A new cutting-edge fertility treatment is making receiving donated eggs quicker, more inexpensive, and easier.

Doctors have been able to freeze and preserve sperm for decades, but the egg is the largest cell in the body and has the largest water content so freezing it was difficult.

In the past a woman whose ovaries don’t produce their own eggs only had one option for receiving donated eggs. She had to search for a donor, wait while that donor went through a screening process, and then wait while her donor’s cycle was synchronized to her own so a live donation could take place.

Over the past five years technology has increased so doctors are able to quickly freeze eggs and thaw them with good results.

Dr. Mark Johnson, an Ahwatukee Foothills resident who works for Arizona Reproductive Medicine Specialists (ARMS), said the new technology allows younger women to save their eggs if they want to have children later in life or in cases where a cancer treatment might lessen their chances of producing eggs later on. It also creates new opportunities for couples hoping to receive donated eggs.

The new technology has made it possible for doctors to create a bank of donated eggs, which can be shipped nation-wide and even internationally. Arizona Reproductive Medicine Specialists contribute and use eggs from a national group called Donor Egg Bank USA. Recipient couples can go online to www.donoreggbankusa.com, search for the traits they want, and find a donor in minutes. They can receive a donated egg in just a few months versus the six to eight months it took in the past. Because the new process takes much less time it also costs less.

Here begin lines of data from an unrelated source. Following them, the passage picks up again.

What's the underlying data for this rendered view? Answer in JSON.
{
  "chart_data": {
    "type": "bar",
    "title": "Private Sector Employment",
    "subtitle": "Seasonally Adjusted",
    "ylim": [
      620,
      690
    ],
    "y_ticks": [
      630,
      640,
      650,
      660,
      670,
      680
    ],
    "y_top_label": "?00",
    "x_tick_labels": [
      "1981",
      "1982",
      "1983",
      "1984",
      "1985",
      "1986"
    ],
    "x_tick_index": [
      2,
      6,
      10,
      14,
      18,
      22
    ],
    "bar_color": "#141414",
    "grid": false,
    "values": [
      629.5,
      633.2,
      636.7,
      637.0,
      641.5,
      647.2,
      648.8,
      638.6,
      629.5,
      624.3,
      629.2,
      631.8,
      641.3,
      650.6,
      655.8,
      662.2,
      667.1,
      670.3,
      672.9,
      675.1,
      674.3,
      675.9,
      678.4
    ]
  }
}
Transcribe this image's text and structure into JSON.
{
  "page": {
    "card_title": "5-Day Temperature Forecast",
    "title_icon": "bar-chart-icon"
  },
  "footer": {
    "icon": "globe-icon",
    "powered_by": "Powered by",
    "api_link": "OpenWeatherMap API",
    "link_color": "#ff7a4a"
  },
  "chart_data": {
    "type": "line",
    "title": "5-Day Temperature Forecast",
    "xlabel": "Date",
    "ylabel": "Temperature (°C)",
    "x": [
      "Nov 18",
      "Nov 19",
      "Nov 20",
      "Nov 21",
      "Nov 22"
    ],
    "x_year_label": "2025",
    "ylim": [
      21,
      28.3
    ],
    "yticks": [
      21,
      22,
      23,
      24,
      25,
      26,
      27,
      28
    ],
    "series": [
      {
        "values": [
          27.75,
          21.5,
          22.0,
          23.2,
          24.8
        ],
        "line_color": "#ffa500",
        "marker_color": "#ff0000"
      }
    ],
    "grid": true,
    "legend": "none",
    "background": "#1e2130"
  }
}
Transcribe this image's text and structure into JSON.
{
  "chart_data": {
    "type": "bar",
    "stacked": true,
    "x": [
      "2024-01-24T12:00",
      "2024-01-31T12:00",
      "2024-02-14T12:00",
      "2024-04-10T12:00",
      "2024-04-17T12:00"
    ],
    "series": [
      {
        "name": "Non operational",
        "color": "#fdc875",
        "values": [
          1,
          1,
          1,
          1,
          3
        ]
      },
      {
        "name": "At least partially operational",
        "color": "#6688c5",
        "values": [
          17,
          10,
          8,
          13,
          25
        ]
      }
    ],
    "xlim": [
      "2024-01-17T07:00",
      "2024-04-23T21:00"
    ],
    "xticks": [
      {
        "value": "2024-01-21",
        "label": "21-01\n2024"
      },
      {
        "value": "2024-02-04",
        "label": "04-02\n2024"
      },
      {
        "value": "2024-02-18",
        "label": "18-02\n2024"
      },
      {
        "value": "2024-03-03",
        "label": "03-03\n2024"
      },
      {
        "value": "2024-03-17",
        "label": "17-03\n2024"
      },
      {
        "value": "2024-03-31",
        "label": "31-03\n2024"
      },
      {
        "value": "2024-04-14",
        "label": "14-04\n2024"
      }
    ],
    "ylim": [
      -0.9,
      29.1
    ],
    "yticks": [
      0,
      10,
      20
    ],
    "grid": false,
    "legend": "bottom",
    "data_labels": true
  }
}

The American Society of Reproductive Medicine recently announced that egg freezing should no longer be considered experimental, signaling that frozen donor eggs may soon become a standard fertility treatment.

ARMS just began using the frozen eggs in July so they’ve only had a handful of clients take advantage of the process, but doctors are feeling encouraged.

“Once they make the decision to proceed with donor eggs, it’s an emotional decision,” Johnson said. “It’s time to move ahead. In this case we can help them because it’s a much more convenient process than it use to be. It’s much more rapid and less expensive. It helps them get to having children and building a family, which is what their goal is.”

Dr. Drew Moffitt of ARMS said the pregnancy rate they have seen since the summer is about 60 to 65 percent, which is on track with traditional methods.

“That was the big concern, was that the pregnancy rate wouldn’t be the same,” Moffitt said. “That’s one of the reasons why it was kept experimental until now. Now there are actual controlled studies showing the pregnancy rate is similar. The other question was safety. Now there’s early data looking at birth defects and babies born. Obviously, we don’t have the years of experience we do with the traditional methods. It will be years before we get that data.”